Flexible robo-workers at iRex
One of the stars of iREX 2017, however, is Toyota’s recently announced Toyota- Humanoid Robot 3 (T-HR3). It’s the latest generation partner robot in a line going back to the trumpeter robots of 2005 and the violin players of 2010. The T-HR3 is a 1.54-meter-tall, 75-kg machine has 32 joints and twin cameras in its head. It’s controlled through a master-slave system, with the controller looking at a head-mounted display and manipulating robotic arms and fingers in the Master Maneuvering System chair.
Toyota envisions the robot being operated remotely to do household chores, nursing care as well as construction work and jobs in disaster zones and outer space.
In a demo, the T-HR3 moved with remarkable dexterity, both when it was being directly controlled and when it was executing a preprogrammed sequence of movements. In the former, it was used to pick up and stack large plastic blocks and then take objects out of a basket. When moving on its own, the T-HR3 went through a series of Tai chi-style movements and poses, standing on one foot, exhibiting a human-like sense of balance, and showing off the suppleness of its Torque Servo Technology, a name Toyota uses to describe a series of sensors, motors and gears that power the T-HR3.

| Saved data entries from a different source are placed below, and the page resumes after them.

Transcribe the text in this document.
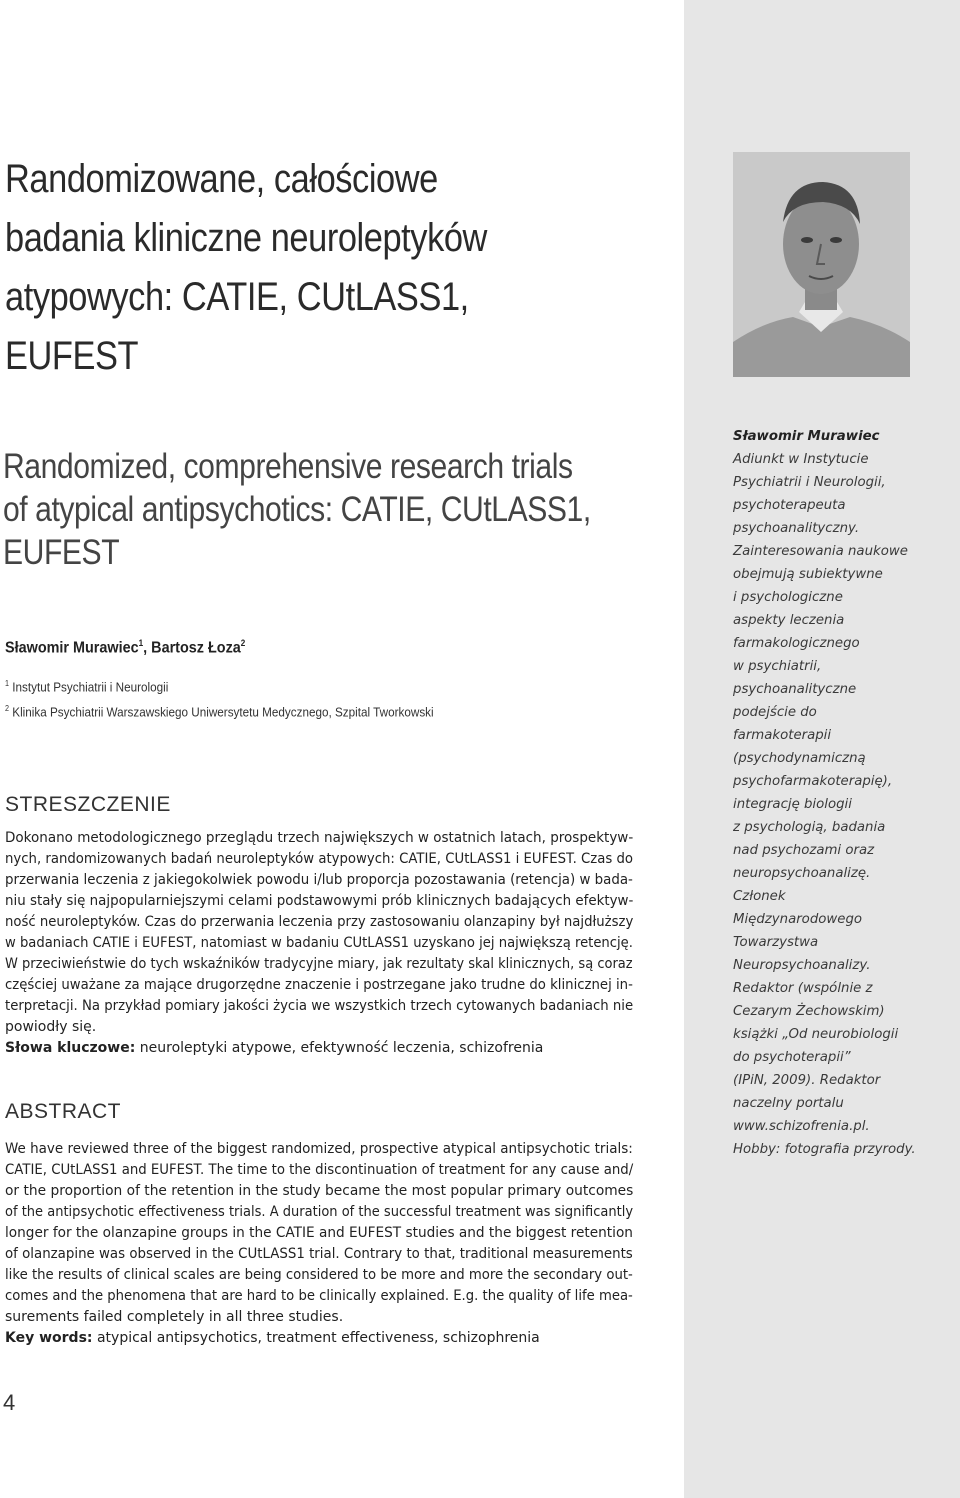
Sławomir Murawiec
Adiunkt w Instytucie
Psychiatrii i Neurologii,
psychoterapeuta
psychoanalityczny.
Zainteresowania naukowe
obejmują subiektywne
i psychologiczne
aspekty leczenia
farmakologicznego
w psychiatrii,
psychoanalityczne
podejście do
farmakoterapii
(psychodynamiczną
psychofarmakoterapię),
integrację biologii
z psychologią, badania
nad psychozami oraz
neuropsychoanalizę.
Członek
Międzynarodowego
Towarzystwa
Neuropsychoanalizy.
Redaktor (wspólnie z
Cezarym Żechowskim)
książki „Od neurobiologii
do psychoterapii”
(IPiN, 2009). Redaktor
naczelny portalu
www.schizofrenia.pl.
Hobby: fotografia przyrody.
Randomizowane, całościowe
badania kliniczne neuroleptyków
atypowych: CATIE, CUtLASS1,
EUFEST
Randomized, comprehensive research trials
of atypical antipsychotics: CATIE, CUtLASS1,
EUFEST
Sławomir Murawiec$^1$, Bartosz Łoza$^2$
$^1$ Instytut Psychiatrii i Neurologii
$^2$ Klinika Psychiatrii Warszawskiego Uniwersytetu Medycznego, Szpital Tworkowski
STRESZCZENIE
Dokonano metodologicznego przeglądu trzech największych w ostatnich latach, prospektyw-
nych, randomizowanych badań neuroleptyków atypowych: CATIE, CUtLASS1 i EUFEST. Czas do
przerwania leczenia z jakiegokolwiek powodu i/lub proporcja pozostawania (retencja) w bada-
niu stały się najpopularniejszymi celami podstawowymi prób klinicznych badających efektyw-
ność neuroleptyków. Czas do przerwania leczenia przy zastosowaniu olanzapiny był najdłuższy
w badaniach CATIE i EUFEST, natomiast w badaniu CUtLASS1 uzyskano jej największą retencję.
W przeciwieństwie do tych wskaźników tradycyjne miary, jak rezultaty skal klinicznych, są coraz
częściej uważane za mające drugorzędne znaczenie i postrzegane jako trudne do klinicznej in-
terpretacji. Na przykład pomiary jakości życia we wszystkich trzech cytowanych badaniach nie
powiodły się.
Słowa kluczowe: neuroleptyki atypowe, efektywność leczenia, schizofrenia
ABSTRACT
We have reviewed three of the biggest randomized, prospective atypical antipsychotic trials:
CATIE, CUtLASS1 and EUFEST. The time to the discontinuation of treatment for any cause and/
or the proportion of the retention in the study became the most popular primary outcomes
of the antipsychotic effectiveness trials. A duration of the successful treatment was significantly
longer for the olanzapine groups in the CATIE and EUFEST studies and the biggest retention
of olanzapine was observed in the CUtLASS1 trial. Contrary to that, traditional measurements
like the results of clinical scales are being considered to be more and more the secondary out-
comes and the phenomena that are hard to be clinically explained. E.g. the quality of life mea-
surements failed completely in all three studies.
Key words: atypical antipsychotics, treatment effectiveness, schizophrenia
4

“The robot has flexible control so it can properly react to any object it comes in contact with,” says Tomohisa Moridaira of Toyota’s Partner Robot Division, “as well as whole-body coordination and balance control, and real-remote maneuvering so that controllers can operate it seamlessly. We created this humanoid robot to showcase our servo-modules for flexible joint control.”